Артурио покраснел, затем побледнел, схватил свой заказ и выскочил из лавки.
– Зачем вы так? При нем? – раздраженно поинтересовалась у тетки.
– Ничто так не подталкивает мужчин к действию, как ревность, – припечатала она уверенно, а потом приложила руку к груди, потерев ладонью область сердца. – Ох, что‑то мне нехорошо. Пойду домой. Проводишь меня?
– Мне в другую сторону, – напомнила я. – К тому же, мама ждет цыплят.
Тетка хотела возразить, но захлопнула рот и убралась из магазинчика быстрее Артурио, а я задумчиво почесала лоб. Никогда еще победа в спорах с Марисиэлой не доставалась мне так легко. Да и не заметила я в этом собственных заслуг.
– Цыплята? – переспросил дядюшка Тонио, когда мы остались в лавке одни. Он почему‑то тоже поправил ворот рубашки, будто ему что‑то мешало дышать. – Сейчас посмотрю в подсобке.

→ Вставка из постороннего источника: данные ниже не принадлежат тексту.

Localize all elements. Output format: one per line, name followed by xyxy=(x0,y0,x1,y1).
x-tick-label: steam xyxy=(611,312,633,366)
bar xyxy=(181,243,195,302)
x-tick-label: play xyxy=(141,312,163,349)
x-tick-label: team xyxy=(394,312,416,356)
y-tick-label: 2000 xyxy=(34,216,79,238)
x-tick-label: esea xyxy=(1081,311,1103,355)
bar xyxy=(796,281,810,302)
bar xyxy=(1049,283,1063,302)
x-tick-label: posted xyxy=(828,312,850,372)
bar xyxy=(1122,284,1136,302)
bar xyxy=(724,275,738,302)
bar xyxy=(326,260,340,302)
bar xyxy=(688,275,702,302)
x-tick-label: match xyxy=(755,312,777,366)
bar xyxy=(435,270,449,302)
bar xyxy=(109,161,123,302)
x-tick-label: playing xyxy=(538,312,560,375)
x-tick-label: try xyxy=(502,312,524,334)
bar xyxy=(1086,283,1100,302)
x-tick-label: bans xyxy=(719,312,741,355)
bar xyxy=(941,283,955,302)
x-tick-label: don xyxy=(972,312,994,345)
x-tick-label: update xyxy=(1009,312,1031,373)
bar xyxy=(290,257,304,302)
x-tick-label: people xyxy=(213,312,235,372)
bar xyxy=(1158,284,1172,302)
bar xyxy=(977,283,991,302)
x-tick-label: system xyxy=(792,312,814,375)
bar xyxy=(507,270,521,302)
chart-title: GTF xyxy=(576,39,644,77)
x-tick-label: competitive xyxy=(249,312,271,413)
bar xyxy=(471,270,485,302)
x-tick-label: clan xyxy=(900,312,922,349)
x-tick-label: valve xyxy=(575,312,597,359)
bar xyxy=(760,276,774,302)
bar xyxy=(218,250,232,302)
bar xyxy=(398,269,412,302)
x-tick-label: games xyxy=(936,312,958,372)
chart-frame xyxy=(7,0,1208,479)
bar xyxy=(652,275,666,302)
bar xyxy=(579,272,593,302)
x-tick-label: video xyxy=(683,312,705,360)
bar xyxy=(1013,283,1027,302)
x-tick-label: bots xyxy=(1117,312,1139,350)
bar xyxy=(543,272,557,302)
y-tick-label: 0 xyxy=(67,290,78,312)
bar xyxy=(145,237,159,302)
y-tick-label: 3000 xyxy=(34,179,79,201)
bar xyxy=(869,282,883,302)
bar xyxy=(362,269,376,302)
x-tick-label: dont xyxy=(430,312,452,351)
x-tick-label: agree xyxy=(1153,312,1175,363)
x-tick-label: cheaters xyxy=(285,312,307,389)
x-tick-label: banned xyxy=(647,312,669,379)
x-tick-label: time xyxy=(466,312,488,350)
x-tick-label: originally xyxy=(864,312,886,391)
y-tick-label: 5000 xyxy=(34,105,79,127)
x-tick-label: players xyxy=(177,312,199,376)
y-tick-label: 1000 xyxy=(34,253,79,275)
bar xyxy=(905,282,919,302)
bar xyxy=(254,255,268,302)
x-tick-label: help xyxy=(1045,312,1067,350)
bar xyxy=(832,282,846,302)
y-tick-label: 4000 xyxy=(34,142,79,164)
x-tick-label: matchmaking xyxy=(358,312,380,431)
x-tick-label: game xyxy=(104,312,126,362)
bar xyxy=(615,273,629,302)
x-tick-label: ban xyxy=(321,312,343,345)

И скрылся за дверью раньше, чем я успела сказать:
– Да вот же они…
Я совершенно ничего не поняла. А потом тихо звякнул колокольчик, и вместе с усилившимся шумом дождя в лавку будто шагнула сама опасность. В детстве у нас была кошка, когда она пугалась, ее шерсть становилась дыбом. Так и у меня возникло именно такое чувство: словно все волоски приподнялись как маленькие антеннки.

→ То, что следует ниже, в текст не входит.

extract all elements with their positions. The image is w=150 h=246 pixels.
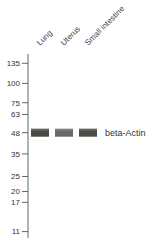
svg-text:100: 100 [8, 79, 21, 88]
svg-text:beta-Actin: beta-Actin [105, 128, 142, 138]
svg-text:17: 17 [11, 198, 20, 207]
svg-text:48: 48 [11, 129, 20, 138]
svg-text:135: 135 [8, 59, 21, 68]
svg-text:63: 63 [11, 110, 20, 119]
svg-text:25: 25 [11, 172, 20, 181]
svg-text:20: 20 [11, 187, 20, 196]
svg-text:Uterus: Uterus [59, 24, 82, 47]
svg-text:11: 11 [12, 227, 21, 236]
svg-text:Lung: Lung [35, 28, 54, 47]
svg-text:35: 35 [11, 150, 20, 159]
svg-text:Small intestine: Small intestine [83, 4, 127, 48]
svg-text:75: 75 [11, 99, 20, 108]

Я резко обернулась и уперлась взглядом в мужскую грудь, обтянутую тонкой рубашкой. Так как у обладателя груди не было дождевика или зонта, то рубашка была мокрой, и под ней все просвечивалось. Крепкие, литые мышцы, сильный пресс. Я такого красивого пресса еще в жизни не видела, поэтому вскинула голову и столкнулась взглядом с младшим из вервольфов. Да, тот на которого я пялилась в прошлый раз, явно был старше, а этот – моим ровесником. Хотя сложно было в это поверить с таким ростом и комплекцией. Но лицо у него было еще более красивое и точеное, губы пухлые и мягкие даже на вид. Брови густые, нос прямой и глаза такие, что в них можно упасть и не подняться. Красивые.
В этих глазах как раз заиграли смешинки. Видимо, я слишком долго пялилась.

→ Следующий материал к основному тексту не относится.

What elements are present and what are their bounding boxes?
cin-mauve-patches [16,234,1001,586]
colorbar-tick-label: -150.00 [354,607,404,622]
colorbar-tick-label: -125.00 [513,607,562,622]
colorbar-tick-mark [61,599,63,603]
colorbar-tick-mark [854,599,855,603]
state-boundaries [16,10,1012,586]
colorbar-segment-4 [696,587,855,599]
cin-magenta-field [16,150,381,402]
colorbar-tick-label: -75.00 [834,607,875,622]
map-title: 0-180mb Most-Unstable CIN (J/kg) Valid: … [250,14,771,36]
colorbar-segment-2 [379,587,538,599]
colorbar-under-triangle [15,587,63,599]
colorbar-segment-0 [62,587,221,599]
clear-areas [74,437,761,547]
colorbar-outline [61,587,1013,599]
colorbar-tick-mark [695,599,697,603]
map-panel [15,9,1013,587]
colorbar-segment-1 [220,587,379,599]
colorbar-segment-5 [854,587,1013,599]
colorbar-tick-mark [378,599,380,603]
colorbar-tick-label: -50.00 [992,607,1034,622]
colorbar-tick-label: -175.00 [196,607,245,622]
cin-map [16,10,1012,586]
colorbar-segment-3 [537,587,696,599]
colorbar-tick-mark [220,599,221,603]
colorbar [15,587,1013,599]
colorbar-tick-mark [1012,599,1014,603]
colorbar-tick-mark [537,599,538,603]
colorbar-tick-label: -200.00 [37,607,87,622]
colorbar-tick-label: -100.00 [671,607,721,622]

– Нравлюсь? – поинтересовался Рамирес с хищной улыбкой.
Голос у него тоже оказался под стать: глубокий, тягучий, с легкой хрипотцой и неузнаваемым акцентом. Но вот это самоуверенное «нравлюсь» мигом привело меня в чувство, развеяв очарование и момента, и притягательность самого вервольфа в моих глазах.
– Я, скорее, в шоке, – ответила честно. Ну а что? Мы вроде одного возраста, к тому же, остались наедине. Если он считает нормальным обращаться на «ты», то и я могу перейти на «ты».
– В шоке? – вид у вервольфа стал озадаченным.
– В наших краях не принято так ходить.
– Как – так?
– Так, – я хотела указать на идеальный пресс, потом поняла, что это совсем неприлично, в итоге обвела взглядом всего вервольфа, кажется, сделав еще хуже. Получилось что‑то вроде того, что в Лысой бухте не принято ходить вервольфом.
– Когда тело видно сквозь одежду, – пояснила я и тут же прикусила губу. А надо было язык! Потому что мне уже от собственной откровенности хотелось провалиться сквозь землю.
– Ты поэтому ходишь в…
Рамирес взглядом прогулялся по моему телу: начиная от выбившихся из прически тугих колечек завившихся от дождя прядей и заканчивая носками моих ярко‑синих сапог. Причем сделал это настолько откровенно, будто я не в бесформенном дождевике перед ним стояла, а полностью обнаженной. Словно он мог видеть меня через слои одежды. Чушь! Это невозможно. Тогда почему от этой «прогулки» в его взгляде появилась эта жадность, будто в этой мясной лавке я самый желанный кусочек? Точно такой же был у его брата, а теперь у него.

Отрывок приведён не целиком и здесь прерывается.